Adjacent to the dining room and also accessible via a service door from the passageway that leads to the servant’s room, the kitchen is distinguished by its built-in furniture, created by Perriand, who worked in Le Corbusier’s studio. An upper cabinet and lower storage unit, both with sliding doors, are joined together by slender tubes similar to those of the entrance staircase. The double sink and counter tops are pewter. White vertical subway tiles adorn the walls, while windows at the sink, including Saint-Gobain Nevada blocks, bring in light.
From the dining room, you pass into the bedroom through a massive door with a wardrobe attached to its other side. It’s an appropriate entry, or exit, for a rather funky space inspired by Le Corbusier’s love of ocean liners.
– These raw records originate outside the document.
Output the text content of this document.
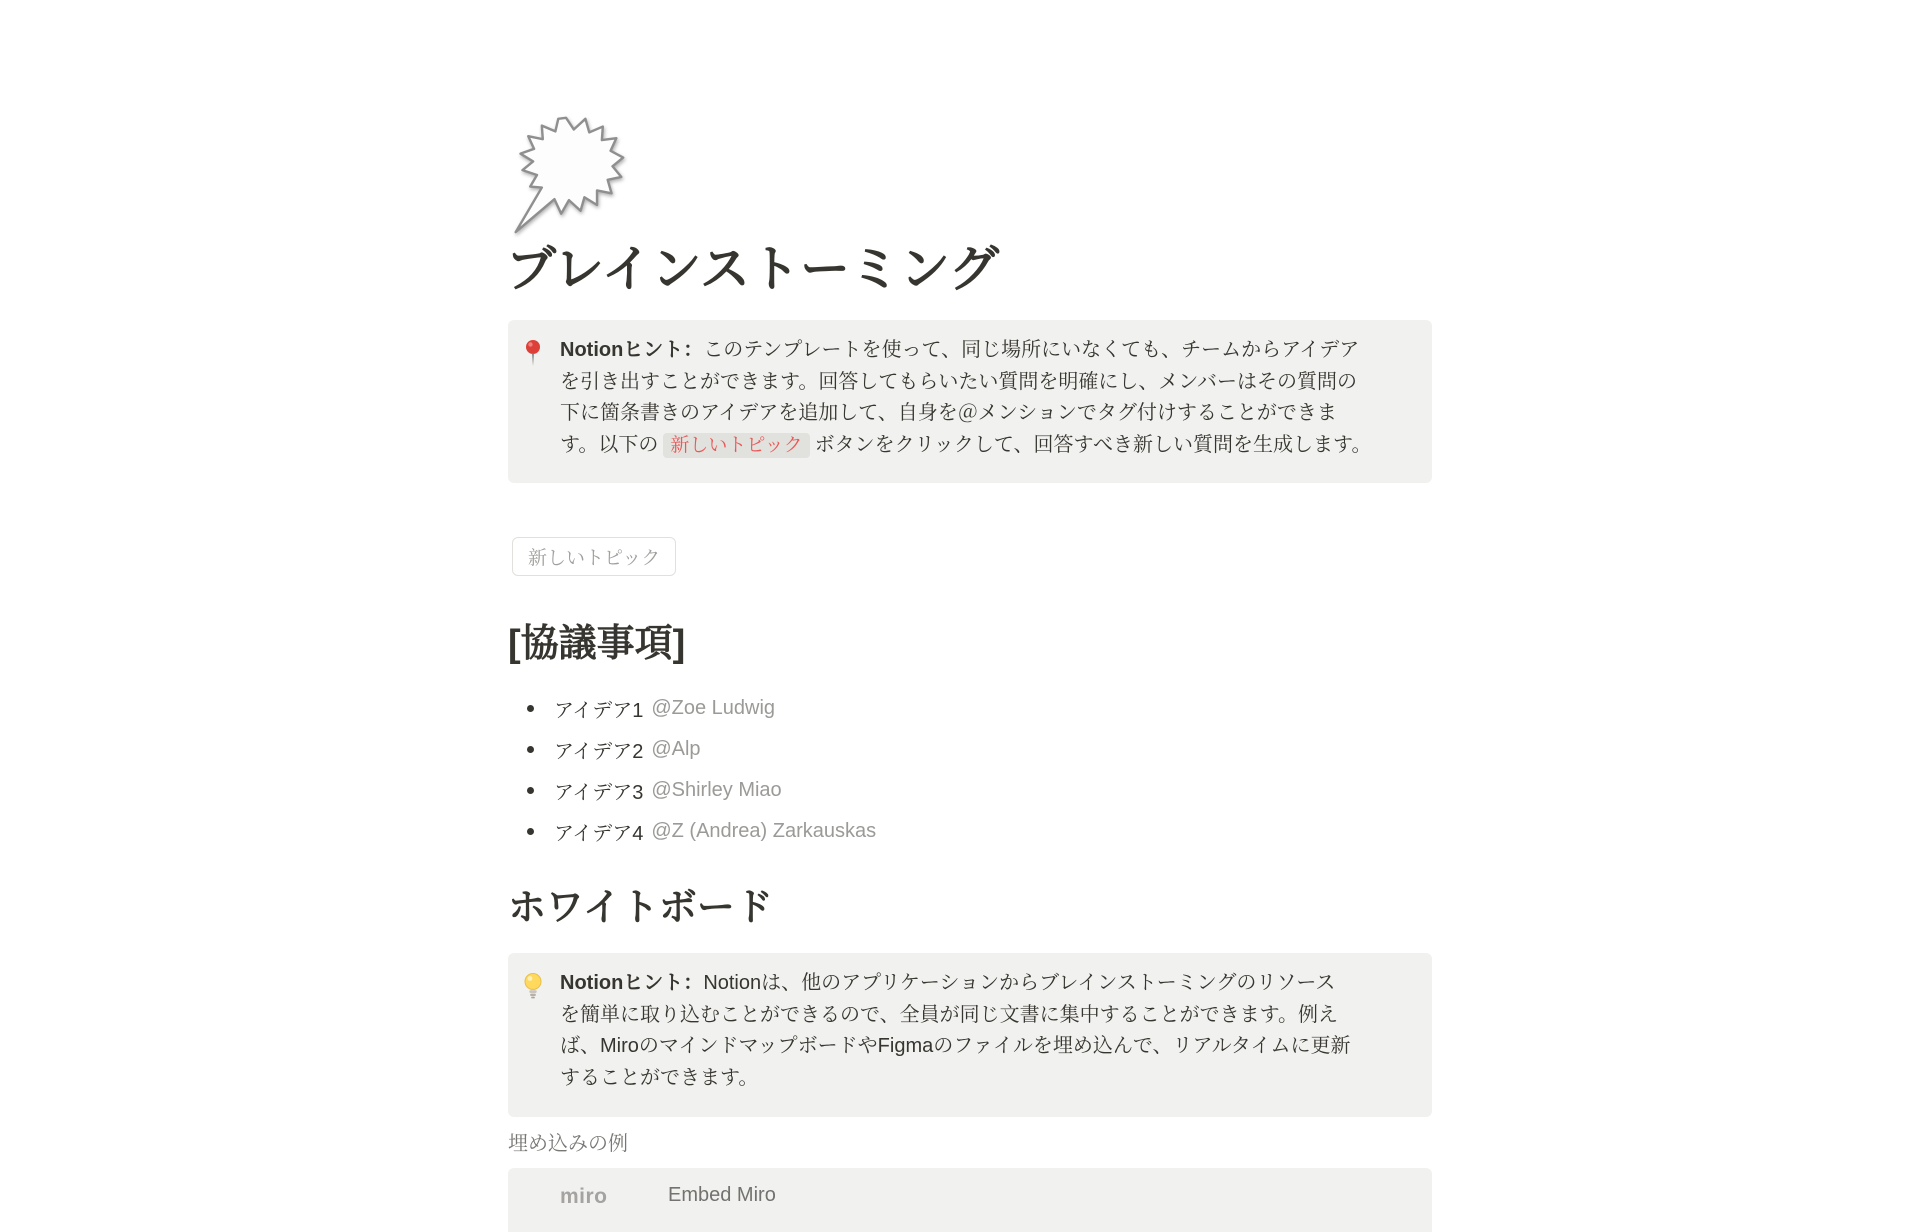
ブレインストーミング
Notionヒント：このテンプレートを使って、同じ場所にいなくても、チームからアイデア
を引き出すことができます。回答してもらいたい質問を明確にし、メンバーはその質問の
下に箇条書きのアイデアを追加して、自身を＠メンションでタグ付けすることができま
す。以下の 新しいトピック ボタンをクリックして、回答すべき新しい質問を生成します。
新しいトピック
[協議事項]
アイデア1 @Zoe Ludwig
アイデア2 @Alp
アイデア3 @Shirley Miao
アイデア4 @Z (Andrea) Zarkauskas
ホワイトボード
Notionヒント：Notionは、他のアプリケーションからブレインストーミングのリソース
を簡単に取り込むことができるので、全員が同じ文書に集中することができます。例え
ば、MiroのマインドマップボードやFigmaのファイルを埋め込んで、リアルタイムに更新
することができます。
埋め込みの例
miro	Embed Miro
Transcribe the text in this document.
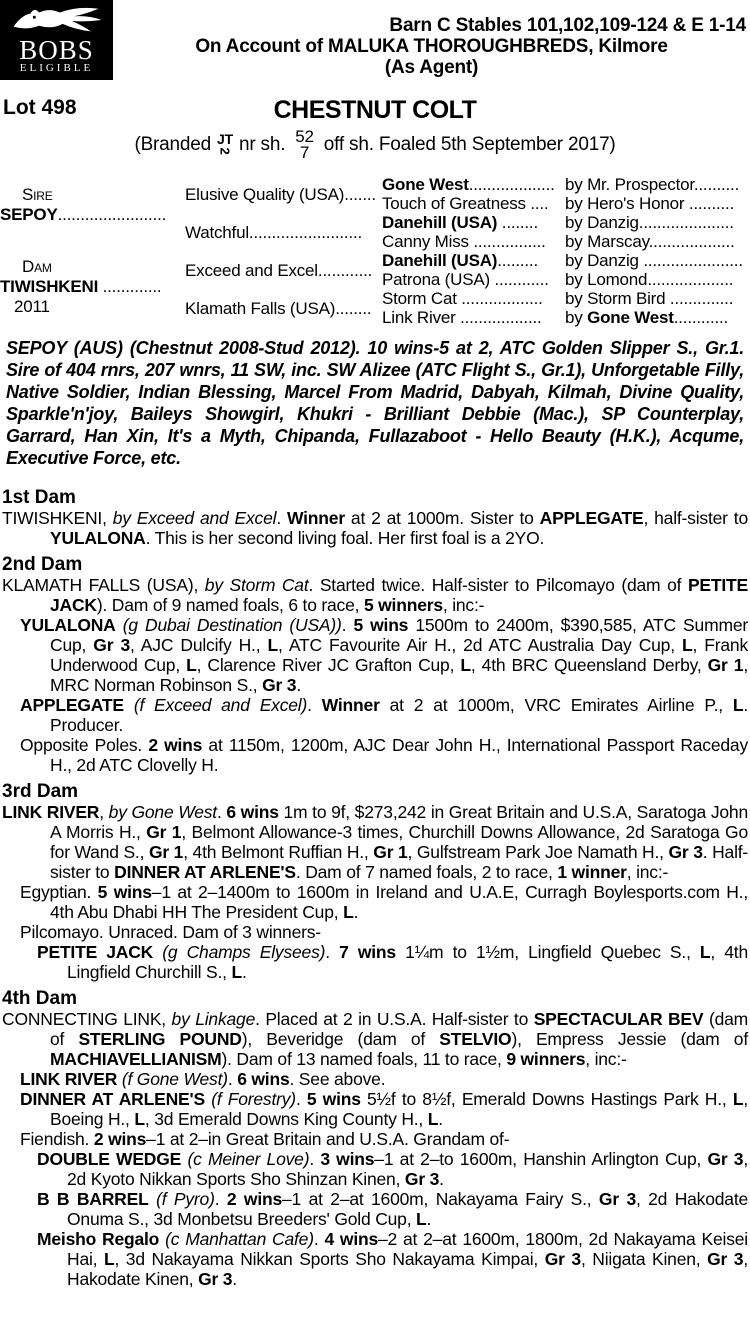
BOBS
ELIGIBLE
Barn C Stables 101,102,109-124 & E 1-14
On Account of MALUKA THOROUGHBREDS, Kilmore
(As Agent)
Lot 498	CHESTNUT COLT
(Branded JT
2 nr sh. 52
7 off sh. Foaled 5th September 2017)
Sire
SEPOY........................
Dam
TIWISHKENI .............
2011
Elusive Quality (USA) .......
Watchful .........................
Exceed and Excel ............
Klamath Falls (USA) ........
Gone West...................
Touch of Greatness ....
Danehill (USA) ........
Canny Miss ................
Danehill (USA).........
Patrona (USA) ............
Storm Cat ..................
Link River ..................
by Mr. Prospector..........
by Hero's Honor ..........
by Danzig.....................
by Marscay...................
by Danzig ......................
by Lomond...................
by Storm Bird ..............
by Gone West............

SEPOY (AUS) (Chestnut 2008-Stud 2012). 10 wins-5 at 2, ATC Golden Slipper S., Gr.1. Sire of 404 rnrs, 207 wnrs, 11 SW, inc. SW Alizee (ATC Flight S., Gr.1), Unforgetable Filly, Native Soldier, Indian Blessing, Marcel From Madrid, Dabyah, Kilmah, Divine Quality, Sparkle'n'joy, Baileys Showgirl, Khukri - Brilliant Debbie (Mac.), SP Counterplay, Garrard, Han Xin, It's a Myth, Chipanda, Fullazaboot - Hello Beauty (H.K.), Acqume, Executive Force, etc.

1st Dam

TIWISHKENI, by Exceed and Excel. Winner at 2 at 1000m. Sister to APPLEGATE, half-sister to YULALONA. This is her second living foal. Her first foal is a 2YO.

2nd Dam

KLAMATH FALLS (USA), by Storm Cat. Started twice. Half-sister to Pilcomayo (dam of PETITE JACK). Dam of 9 named foals, 6 to race, 5 winners, inc:-

YULALONA (g Dubai Destination (USA)). 5 wins 1500m to 2400m, $390,585, ATC Summer Cup, Gr 3, AJC Dulcify H., L, ATC Favourite Air H., 2d ATC Australia Day Cup, L, Frank Underwood Cup, L, Clarence River JC Grafton Cup, L, 4th BRC Queensland Derby, Gr 1, MRC Norman Robinson S., Gr 3.

APPLEGATE (f Exceed and Excel). Winner at 2 at 1000m, VRC Emirates Airline P., L. Producer.

Opposite Poles. 2 wins at 1150m, 1200m, AJC Dear John H., International Passport Raceday H., 2d ATC Clovelly H.

3rd Dam

LINK RIVER, by Gone West. 6 wins 1m to 9f, $273,242 in Great Britain and U.S.A, Saratoga John A Morris H., Gr 1, Belmont Allowance-3 times, Churchill Downs Allowance, 2d Saratoga Go for Wand S., Gr 1, 4th Belmont Ruffian H., Gr 1, Gulfstream Park Joe Namath H., Gr 3. Half-sister to DINNER AT ARLENE'S. Dam of 7 named foals, 2 to race, 1 winner, inc:-

Egyptian. 5 wins–1 at 2–1400m to 1600m in Ireland and U.A.E, Curragh Boylesports.com H., 4th Abu Dhabi HH The President Cup, L.

Pilcomayo. Unraced. Dam of 3 winners-

PETITE JACK (g Champs Elysees). 7 wins 1¼m to 1½m, Lingfield Quebec S., L, 4th Lingfield Churchill S., L.

4th Dam

CONNECTING LINK, by Linkage. Placed at 2 in U.S.A. Half-sister to SPECTACULAR BEV (dam of STERLING POUND), Beveridge (dam of STELVIO), Empress Jessie (dam of MACHIAVELLIANISM). Dam of 13 named foals, 11 to race, 9 winners, inc:-

LINK RIVER (f Gone West). 6 wins. See above.

DINNER AT ARLENE'S (f Forestry). 5 wins 5½f to 8½f, Emerald Downs Hastings Park H., L, Boeing H., L, 3d Emerald Downs King County H., L.

Fiendish. 2 wins–1 at 2–in Great Britain and U.S.A. Grandam of-

DOUBLE WEDGE (c Meiner Love). 3 wins–1 at 2–to 1600m, Hanshin Arlington Cup, Gr 3, 2d Kyoto Nikkan Sports Sho Shinzan Kinen, Gr 3.

B B BARREL (f Pyro). 2 wins–1 at 2–at 1600m, Nakayama Fairy S., Gr 3, 2d Hakodate Onuma S., 3d Monbetsu Breeders' Gold Cup, L.

Meisho Regalo (c Manhattan Cafe). 4 wins–2 at 2–at 1600m, 1800m, 2d Nakayama Keisei Hai, L, 3d Nakayama Nikkan Sports Sho Nakayama Kimpai, Gr 3, Niigata Kinen, Gr 3, Hakodate Kinen, Gr 3.
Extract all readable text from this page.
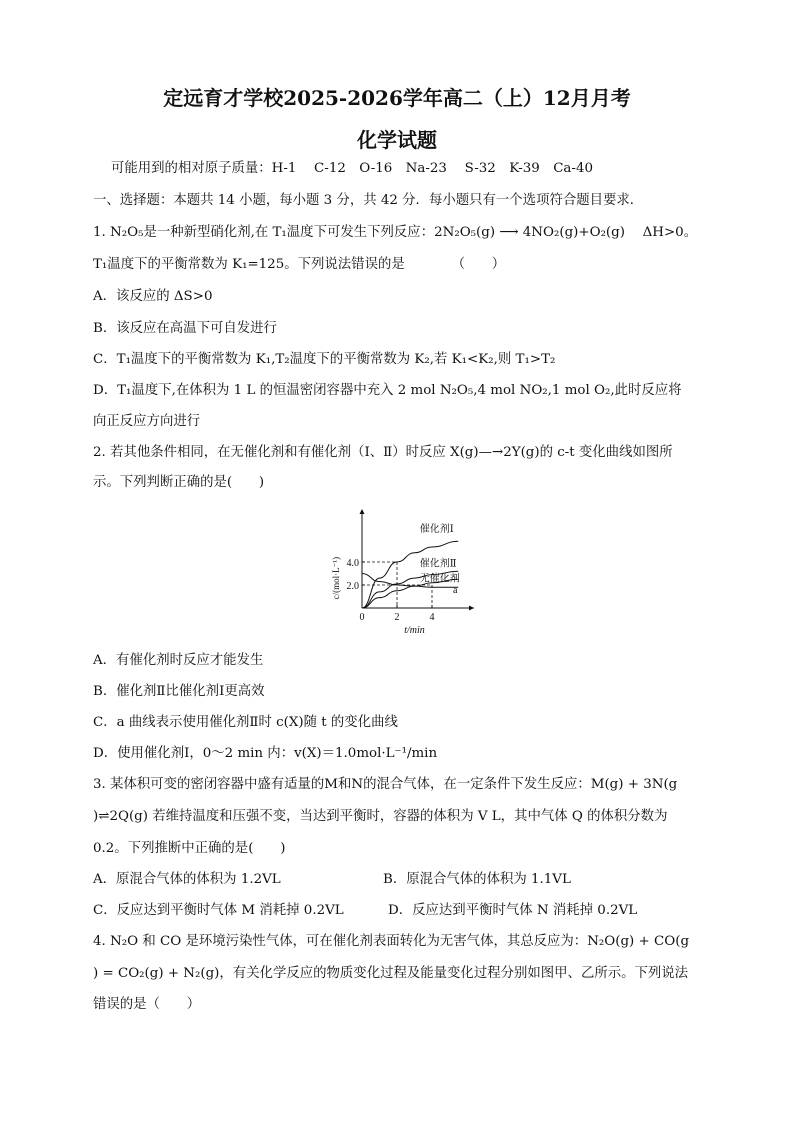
定远育才学校2025-2026学年高二（上）12月月考
化学试题
可能用到的相对原子质量：H-1　 C-12　O-16　Na-23　 S-32　K-39　Ca-40
一、选择题：本题共 14 小题，每小题 3 分，共 42 分．每小题只有一个选项符合题目要求．
1. N₂O₅是一种新型硝化剂,在 T₁温度下可发生下列反应：2N₂O₅(g) ⟶ 4NO₂(g)+O₂(g)　 ΔH>0。
T₁温度下的平衡常数为 K₁=125。下列说法错误的是　　　　（　　）
A．该反应的 ΔS>0
B．该反应在高温下可自发进行
C．T₁温度下的平衡常数为 K₁,T₂温度下的平衡常数为 K₂,若 K₁<K₂,则 T₁>T₂
D．T₁温度下,在体积为 1 L 的恒温密闭容器中充入 2 mol N₂O₅,4 mol NO₂,1 mol O₂,此时反应将
向正反应方向进行
2. 若其他条件相同，在无催化剂和有催化剂（Ⅰ、Ⅱ）时反应 X(g)—→2Y(g)的 c-t 变化曲线如图所
示。下列判断正确的是(　　)
4.0
2.0
0	2	4
t/min
c/(mol·L⁻¹)
催化剂Ⅰ
催化剂Ⅱ
无催化剂
a
A．有催化剂时反应才能发生
B．催化剂Ⅱ比催化剂Ⅰ更高效
C．a 曲线表示使用催化剂Ⅱ时 c(X)随 t 的变化曲线
D．使用催化剂Ⅰ，0～2 min 内：v(X)＝1.0mol·L⁻¹/min
3. 某体积可变的密闭容器中盛有适量的M和N的混合气体，在一定条件下发生反应：M(g) + 3N(g
)⇌2Q(g) 若维持温度和压强不变，当达到平衡时，容器的体积为 V L，其中气体 Q 的体积分数为
0.2。下列推断中正确的是(　　)
A．原混合气体的体积为 1.2VL	B．原混合气体的体积为 1.1VL
C．反应达到平衡时气体 M 消耗掉 0.2VL	D．反应达到平衡时气体 N 消耗掉 0.2VL
4. N₂O 和 CO 是环境污染性气体，可在催化剂表面转化为无害气体，其总反应为：N₂O(g) + CO(g
) = CO₂(g) + N₂(g)，有关化学反应的物质变化过程及能量变化过程分别如图甲、乙所示。下列说法
错误的是（　　）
With a headboard attached to the bright blue wall behind it, the bed is raised high on thin poles to provide husband and wife with a view of the Boulogne commune.
Next to Le Corbusier’s shower, a yellow door conceals a full-length mirror. Yvonne’s bathroom, with its uniquely shaped door frame and sitz bath, is done in marine blue with mosaic tiles. Historic photos show the painting Still Life, First State by Fernand Léger on the wall next to the bidet. Currently — for security reasons, according to Godineau — the apartment contains no artworks, but it is hoped they can be added soon.
The Roof Garden
When Le Corbusier secured the top two floors, he also developed the roof at his own expense. Up there, in the curvature between the vaulted ceilings, he redefined it as a “suspended garden,” as he had in earlier projects, like Villa La Roche and Villa Savoye.
“The garden a poem. Grass, lilac, roses, and others — and what a horizon,” Le Corbusier wrote in a letter to his mother (for whom the guest room on the eighth floor was mainly intended). He began with particular plant varieties but then let nature take its course. Today, the tranquil space, including three benches, the same grid-pattern tiling found throughout the apartment and climbing ivy on the south and north fences, remains the apex of Le Corbusier’s notion of urban living with air, light and greenery.